Last week I took a break from gardening and joined my siblings on an Erie canal trip on a chartered canal boat. The picture above shows our boat moored at Canal Park in the tiny village of Holley, New York, with the Holley Lift Bridge in the background. The trip celebrated my 70th birthday and the voyage our ancestor, Michael Velten, took in 1848 when he emigrated from Germany to Ohio via the Erie canal.
While we were gone, my son watered the garden and harvested my garlic scapes. When I got back, the garden was not only still alive but getting out of control. I spent several days taming the tomatoes, weeding and grooming. The only thing bolting was the Dragon Tongue mustard. The other lettuces and greens look good for awhile, but I harvested and froze a lot of greens.
Below is tomato Jaune Flamme which I started from seed, so I would like you to notice the extremely vigorous, healthy plants. The tomato truss in the photo has at least 10 tomatoes and others have as many as 12. They get 1.5-2” in diameter and have an orange color and supposedly terrific taste. Michelle has grown these for years and I am finally trying them and I have high expectations.
I again planted a couple of Juliet tomatoes, below, plants grown by my neighbor, Jem Mix. While Juliet is always the standard for gonzo, out of control tomatoes, this year they are being challenged by many of their neighbors in the garden. This shows a nice truss of 10+ tomatoes.
For example, below is Sunkist, another tomato I started from seed. Sunkist is an orange slicer with 8-10 ounce fruits developed by the University of New Hampshire and exclusive to High Mowing Seeds. The plants are stout and vigorous and already setting a lot of fruit but they don’t sucker as bad as Juliet.

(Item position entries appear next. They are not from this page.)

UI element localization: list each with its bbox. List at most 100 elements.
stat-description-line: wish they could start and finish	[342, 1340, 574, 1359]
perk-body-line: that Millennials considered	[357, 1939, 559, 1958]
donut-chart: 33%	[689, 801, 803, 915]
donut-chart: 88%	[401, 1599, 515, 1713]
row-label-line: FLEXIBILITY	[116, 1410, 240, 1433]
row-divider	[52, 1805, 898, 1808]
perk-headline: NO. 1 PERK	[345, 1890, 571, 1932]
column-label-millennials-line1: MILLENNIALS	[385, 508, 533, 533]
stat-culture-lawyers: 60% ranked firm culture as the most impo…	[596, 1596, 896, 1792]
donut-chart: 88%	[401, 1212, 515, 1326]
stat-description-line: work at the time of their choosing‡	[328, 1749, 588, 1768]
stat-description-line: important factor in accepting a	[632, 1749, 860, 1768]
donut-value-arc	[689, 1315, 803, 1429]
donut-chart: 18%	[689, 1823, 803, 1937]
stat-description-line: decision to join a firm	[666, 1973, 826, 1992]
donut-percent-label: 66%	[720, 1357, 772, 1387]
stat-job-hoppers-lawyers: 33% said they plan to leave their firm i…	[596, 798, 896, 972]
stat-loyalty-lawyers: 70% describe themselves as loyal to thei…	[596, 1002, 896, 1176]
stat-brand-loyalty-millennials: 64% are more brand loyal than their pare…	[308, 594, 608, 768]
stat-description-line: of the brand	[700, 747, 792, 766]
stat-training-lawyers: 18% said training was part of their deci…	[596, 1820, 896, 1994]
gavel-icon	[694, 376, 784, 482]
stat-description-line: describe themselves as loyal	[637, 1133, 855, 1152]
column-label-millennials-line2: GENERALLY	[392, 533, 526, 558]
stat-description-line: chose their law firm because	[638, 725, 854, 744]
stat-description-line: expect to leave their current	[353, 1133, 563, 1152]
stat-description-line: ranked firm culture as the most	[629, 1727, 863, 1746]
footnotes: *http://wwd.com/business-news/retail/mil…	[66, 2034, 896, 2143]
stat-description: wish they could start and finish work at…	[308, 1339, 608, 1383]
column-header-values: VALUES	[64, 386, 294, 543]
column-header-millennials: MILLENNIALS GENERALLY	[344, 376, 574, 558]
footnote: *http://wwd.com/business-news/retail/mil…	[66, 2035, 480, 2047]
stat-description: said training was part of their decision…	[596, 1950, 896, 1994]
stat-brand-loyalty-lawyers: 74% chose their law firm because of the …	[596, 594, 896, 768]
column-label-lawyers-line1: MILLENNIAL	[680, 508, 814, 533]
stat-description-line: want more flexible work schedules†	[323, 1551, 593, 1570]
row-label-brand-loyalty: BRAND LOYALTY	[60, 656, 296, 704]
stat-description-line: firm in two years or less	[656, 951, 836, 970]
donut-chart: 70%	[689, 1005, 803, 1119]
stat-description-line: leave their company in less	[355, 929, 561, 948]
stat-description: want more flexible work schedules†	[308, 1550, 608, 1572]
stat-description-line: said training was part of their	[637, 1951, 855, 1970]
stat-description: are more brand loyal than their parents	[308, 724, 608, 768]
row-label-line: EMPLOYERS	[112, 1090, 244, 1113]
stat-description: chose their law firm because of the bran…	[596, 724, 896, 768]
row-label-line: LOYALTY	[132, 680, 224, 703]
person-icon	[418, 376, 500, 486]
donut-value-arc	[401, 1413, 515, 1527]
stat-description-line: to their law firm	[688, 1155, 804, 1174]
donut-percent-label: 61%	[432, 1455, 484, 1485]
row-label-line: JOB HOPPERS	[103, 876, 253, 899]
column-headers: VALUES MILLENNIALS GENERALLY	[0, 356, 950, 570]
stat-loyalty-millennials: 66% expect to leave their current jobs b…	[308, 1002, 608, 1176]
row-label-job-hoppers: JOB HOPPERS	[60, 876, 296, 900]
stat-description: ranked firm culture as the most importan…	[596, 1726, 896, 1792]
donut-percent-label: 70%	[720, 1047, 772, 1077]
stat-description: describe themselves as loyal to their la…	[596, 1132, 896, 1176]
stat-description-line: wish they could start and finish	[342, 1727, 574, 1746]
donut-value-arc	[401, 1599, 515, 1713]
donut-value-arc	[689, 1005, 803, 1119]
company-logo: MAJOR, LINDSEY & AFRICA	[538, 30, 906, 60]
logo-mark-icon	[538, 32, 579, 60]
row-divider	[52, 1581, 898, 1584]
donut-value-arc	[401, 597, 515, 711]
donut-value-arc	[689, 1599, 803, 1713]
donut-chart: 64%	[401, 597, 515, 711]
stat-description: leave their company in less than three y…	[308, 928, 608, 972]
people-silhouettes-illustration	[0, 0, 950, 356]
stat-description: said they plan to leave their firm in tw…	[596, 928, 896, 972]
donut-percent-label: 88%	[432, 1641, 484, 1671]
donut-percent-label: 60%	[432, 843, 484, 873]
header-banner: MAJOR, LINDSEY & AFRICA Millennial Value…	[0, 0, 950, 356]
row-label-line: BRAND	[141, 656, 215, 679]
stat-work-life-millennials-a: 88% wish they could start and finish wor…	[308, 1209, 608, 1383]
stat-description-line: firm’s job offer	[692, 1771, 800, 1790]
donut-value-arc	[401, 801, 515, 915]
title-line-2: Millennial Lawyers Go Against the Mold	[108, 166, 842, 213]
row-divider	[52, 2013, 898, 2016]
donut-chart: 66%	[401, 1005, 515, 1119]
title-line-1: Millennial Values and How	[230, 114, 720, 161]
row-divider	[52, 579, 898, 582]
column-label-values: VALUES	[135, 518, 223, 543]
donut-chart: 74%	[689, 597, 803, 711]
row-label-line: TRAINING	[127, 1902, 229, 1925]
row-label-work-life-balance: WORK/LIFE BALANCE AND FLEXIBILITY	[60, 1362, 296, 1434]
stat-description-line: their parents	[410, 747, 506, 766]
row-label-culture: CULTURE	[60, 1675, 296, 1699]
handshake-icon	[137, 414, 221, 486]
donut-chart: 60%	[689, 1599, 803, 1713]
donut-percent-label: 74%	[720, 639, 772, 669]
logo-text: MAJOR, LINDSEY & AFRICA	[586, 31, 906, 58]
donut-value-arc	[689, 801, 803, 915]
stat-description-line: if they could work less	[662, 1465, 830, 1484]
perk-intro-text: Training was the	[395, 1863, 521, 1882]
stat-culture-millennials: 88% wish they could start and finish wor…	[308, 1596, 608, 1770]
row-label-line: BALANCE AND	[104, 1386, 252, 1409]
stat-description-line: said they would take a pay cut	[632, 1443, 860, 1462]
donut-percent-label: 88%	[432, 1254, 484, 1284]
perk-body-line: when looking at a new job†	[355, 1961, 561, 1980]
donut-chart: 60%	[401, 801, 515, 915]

Speaking of gonzo tomatoes, below are a couple of Blue Beech paste tomatoes from my neighbor, Jem Mix. I bought these from Jem because I killed my Opalka starts. That is why I am so proud of my Jaune Flamme, Esterina, and Sunkist plants, which are obviously hardy plants tolerant of a little spring time neglect. Blue Beech is a paste tomato collected from Blue Beech Farm in Danby, Vermont and sold by Fedco. Seeds originally came from Italy over 50 years ago. It should be well adapted to our crazy New England summers by now and will hopefully do better than my past trials with Roman Striped and Gilberties. While I was away, these guys suckered like crazy and it took a lot of time to clean out the mass of foliage to allow better air circulation.
Below is a truss of Blue Beech tomatoes already set. This is a 90-day tomato so hopefully we have a late Fall to let these guys fully ripen.
Another experiment this year is growing shallots from seed rather than bulbs. Last year I planted $20 worth of bulbs in the fall only to find every single one rotted over a tough winter. Below are my Saffron seed shallots looking pretty good. The shallot stems are thickening and looking like they are going to be putting energy into bulbs. This is just like growing onions from seed, each plant produces a single shallot bulb.
Some people didn’t return to the community garden this year, so some extra plots were available. I am splitting an additional plot with another gardener. Below is my half, planted to tomatoes and peppers, with a couple hills of summer squash. This allowed me to plant some heirloom tomatoes I wouldn’t have room for in the raised beds. Below are 4 Pineapple, 4 Brandywine, a Cherokee Purple, and another Sunkist.
So I am back and the garden is looking great. Today is July 4 and a traditional barbeque day. I have St. Louis-style ribs rubbed up and waiting for a chance to start a fire between the rain showers. A head of bok choy is going into an Asian-style slaw, which will get another large volume out of the refrigerator and make my wife happy. Probably no fireworks today because of the rain. Hope you have a great Fourth if you’re American, and otherwise have a great weekend.